Avec Loppsi 2 retoquée par le Conseil Constitutionnel, le gouvernement se prend une nouvelle claque que n’a pas manqué de souligner la presse. Ce qui est en revanche passé plus inaperçu, c’est le fait que, parmi les donneurs de gifle, figurent en bonne place les assureurs. On se souviendra en effet que l’article 10 de Loppsi 2 comprenait la création d’un fonds dit de concours, financé par les assureurs, et destiné à soutenir la police scientifique et technique dont les moyens, il est vrai, ne sont pas dignes d’un pays comme la France.
La FFSA et Bernard Spitz avaient guerroyé à l’époque pour empêcher l’adoption de cette disposition. Ils avaient notamment été aidés par Catherine Procaccia, Sénatrice UMP du Val-de-Marne, qui fit auparavant une carrière d’une trentaine d’années au sein de Groupama. Celle-ci avait argué du fait que ce serait une « première d’intégrer dans une loi le principe de la participation d’acteurs privés au financement d’une fonction régalienne de l’Etat ».

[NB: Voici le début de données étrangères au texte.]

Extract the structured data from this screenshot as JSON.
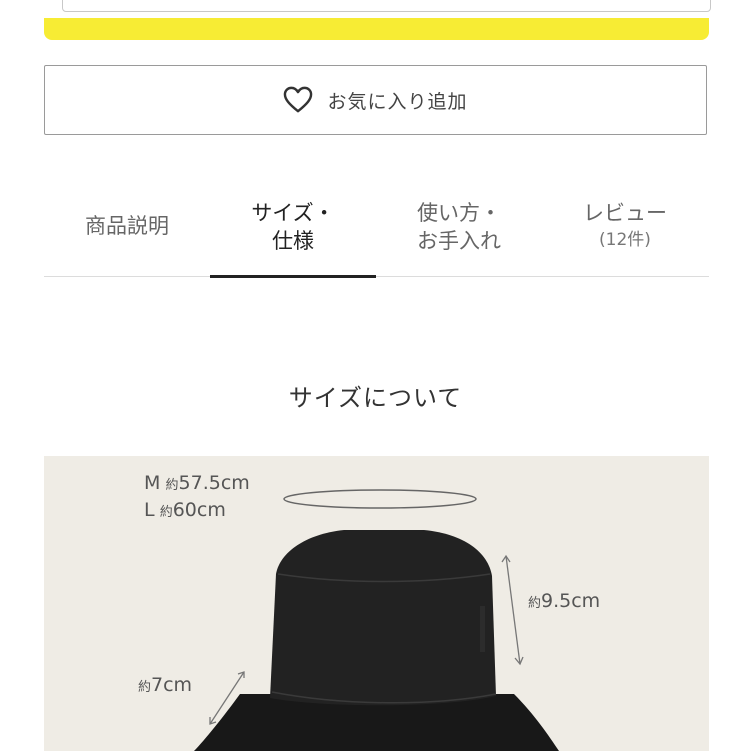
{
  "favorite": {
    "label": "お気に入り追加",
    "icon": "heart-outline-icon"
  },
  "tabs": [
    {
      "line1": "商品説明",
      "line2": "",
      "active": false
    },
    {
      "line1": "サイズ・",
      "line2": "仕様",
      "active": true
    },
    {
      "line1": "使い方・",
      "line2": "お手入れ",
      "active": false
    },
    {
      "line1": "レビュー",
      "line2": "(12件)",
      "active": false
    }
  ],
  "size_section": {
    "title": "サイズについて",
    "sizes": [
      {
        "size": "M",
        "prefix": "約",
        "value": "57.5cm"
      },
      {
        "size": "L",
        "prefix": "約",
        "value": "60cm"
      }
    ],
    "crown_height": {
      "prefix": "約",
      "value": "9.5cm"
    },
    "brim_width": {
      "prefix": "約",
      "value": "7cm"
    }
  },
  "colors": {
    "accent_yellow": "#f7ec34",
    "photo_background": "#efece5",
    "hat": "#1e1e1e",
    "active_tab_underline": "#222222"
  }
}
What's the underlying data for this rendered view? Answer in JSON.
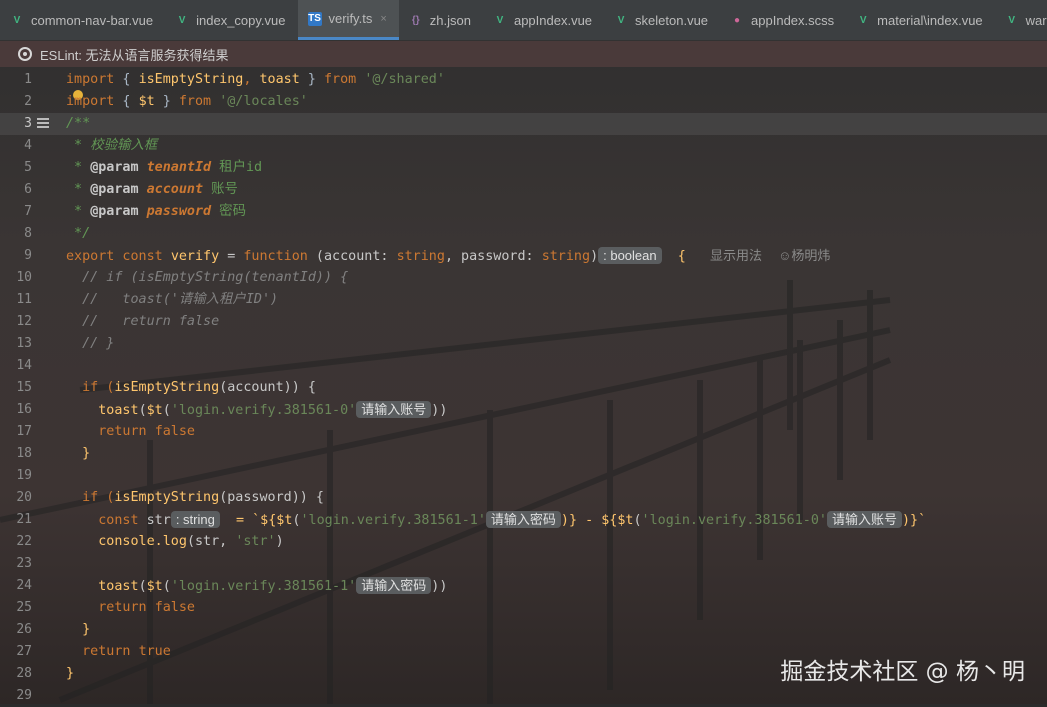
{
  "tabs": [
    {
      "label": "common-nav-bar.vue",
      "icon": "vue-icon",
      "active": false
    },
    {
      "label": "index_copy.vue",
      "icon": "vue-icon",
      "active": false
    },
    {
      "label": "verify.ts",
      "icon": "typescript-icon",
      "active": true,
      "close": "×"
    },
    {
      "label": "zh.json",
      "icon": "json-icon",
      "active": false
    },
    {
      "label": "appIndex.vue",
      "icon": "vue-icon",
      "active": false
    },
    {
      "label": "skeleton.vue",
      "icon": "vue-icon",
      "active": false
    },
    {
      "label": "appIndex.scss",
      "icon": "scss-icon",
      "active": false
    },
    {
      "label": "material\\index.vue",
      "icon": "vue-icon",
      "active": false
    },
    {
      "label": "warranty\\inde",
      "icon": "vue-icon",
      "active": false
    }
  ],
  "banner": {
    "text": "ESLint: 无法从语言服务获得结果"
  },
  "lines": [
    "1",
    "2",
    "3",
    "4",
    "5",
    "6",
    "7",
    "8",
    "9",
    "10",
    "11",
    "12",
    "13",
    "14",
    "15",
    "16",
    "17",
    "18",
    "19",
    "20",
    "21",
    "22",
    "23",
    "24",
    "25",
    "26",
    "27",
    "28",
    "29"
  ],
  "current_line": "3",
  "code": {
    "l1": {
      "a": "import",
      "b": " { ",
      "c": "isEmptyString",
      "d": ", ",
      "e": "toast",
      "f": " } ",
      "g": "from",
      "h": " ",
      "i": "'@/shared'"
    },
    "l2": {
      "a": "import",
      "b": " { ",
      "c": "$t",
      "d": " } ",
      "e": "from",
      "f": " ",
      "g": "'@/locales'"
    },
    "l3": "/**",
    "l4": " * 校验输入框",
    "l5": {
      "star": " * ",
      "tag": "@param",
      "sp": " ",
      "param": "tenantId",
      "txt": " 租户id"
    },
    "l6": {
      "star": " * ",
      "tag": "@param",
      "sp": " ",
      "param": "account",
      "txt": " 账号"
    },
    "l7": {
      "star": " * ",
      "tag": "@param",
      "sp": " ",
      "param": "password",
      "txt": " 密码"
    },
    "l8": " */",
    "l9": {
      "export": "export",
      "const": " const ",
      "name": "verify",
      "eq": " = ",
      "func": "function",
      "p1": " (account: ",
      "t1": "string",
      "p2": ", password: ",
      "t2": "string",
      "p3": ")",
      "hint": ": boolean",
      "brace": "  {",
      "lens1": "显示用法",
      "lens2": "杨明炜"
    },
    "l10": "  // if (isEmptyString(tenantId)) {",
    "l11": "  //   toast('请输入租户ID')",
    "l12": "  //   return false",
    "l13": "  // }",
    "l15": {
      "a": "  if (",
      "b": "isEmptyString",
      "c": "(account)) {"
    },
    "l16": {
      "a": "    ",
      "b": "toast",
      "c": "(",
      "d": "$t",
      "e": "(",
      "f": "'login.verify.381561-0'",
      "hint": "请输入账号",
      "g": "))"
    },
    "l17": {
      "a": "    ",
      "b": "return",
      "c": " ",
      "d": "false"
    },
    "l18": "  }",
    "l20": {
      "a": "  if (",
      "b": "isEmptyString",
      "c": "(password)) {"
    },
    "l21": {
      "a": "    ",
      "b": "const",
      "c": " str",
      "hint1": ": string",
      "d": "  = `${",
      "e": "$t",
      "f": "(",
      "g": "'login.verify.381561-1'",
      "hint2": "请输入密码",
      "h": ")} - ${",
      "i": "$t",
      "j": "(",
      "k": "'login.verify.381561-0'",
      "hint3": "请输入账号",
      "l": ")}`"
    },
    "l22": {
      "a": "    console.",
      "b": "log",
      "c": "(str, ",
      "d": "'str'",
      "e": ")"
    },
    "l24": {
      "a": "    ",
      "b": "toast",
      "c": "(",
      "d": "$t",
      "e": "(",
      "f": "'login.verify.381561-1'",
      "hint": "请输入密码",
      "g": "))"
    },
    "l25": {
      "a": "    ",
      "b": "return",
      "c": " ",
      "d": "false"
    },
    "l26": "  }",
    "l27": {
      "a": "  ",
      "b": "return",
      "c": " ",
      "d": "true"
    },
    "l28": "}"
  },
  "watermark": "掘金技术社区 @ 杨丶明"
}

Sourd à ces arguments, le gouvernement s’était opposé à l’amendement du Sénat et Loppsi 2 avait finalement été adopté par l’Assemblée Nationale le 8 février dernier.
Restait alors à convaincre le Conseil Constitutionnel.
Celui-ci aura émis un jugement sans appel en soulignant que « l’accomplissement des missions de police judiciaire ne saurait être soumis à la volonté des assureurs ».
Exit l’article 10 et ses « success fees régaliens », selon la formule de Bernard Spitz.
Reste le dindon de la farce : la police scientifique et technique qui devra continuer à faire son travail avec trois trombones et deux agrafeuses.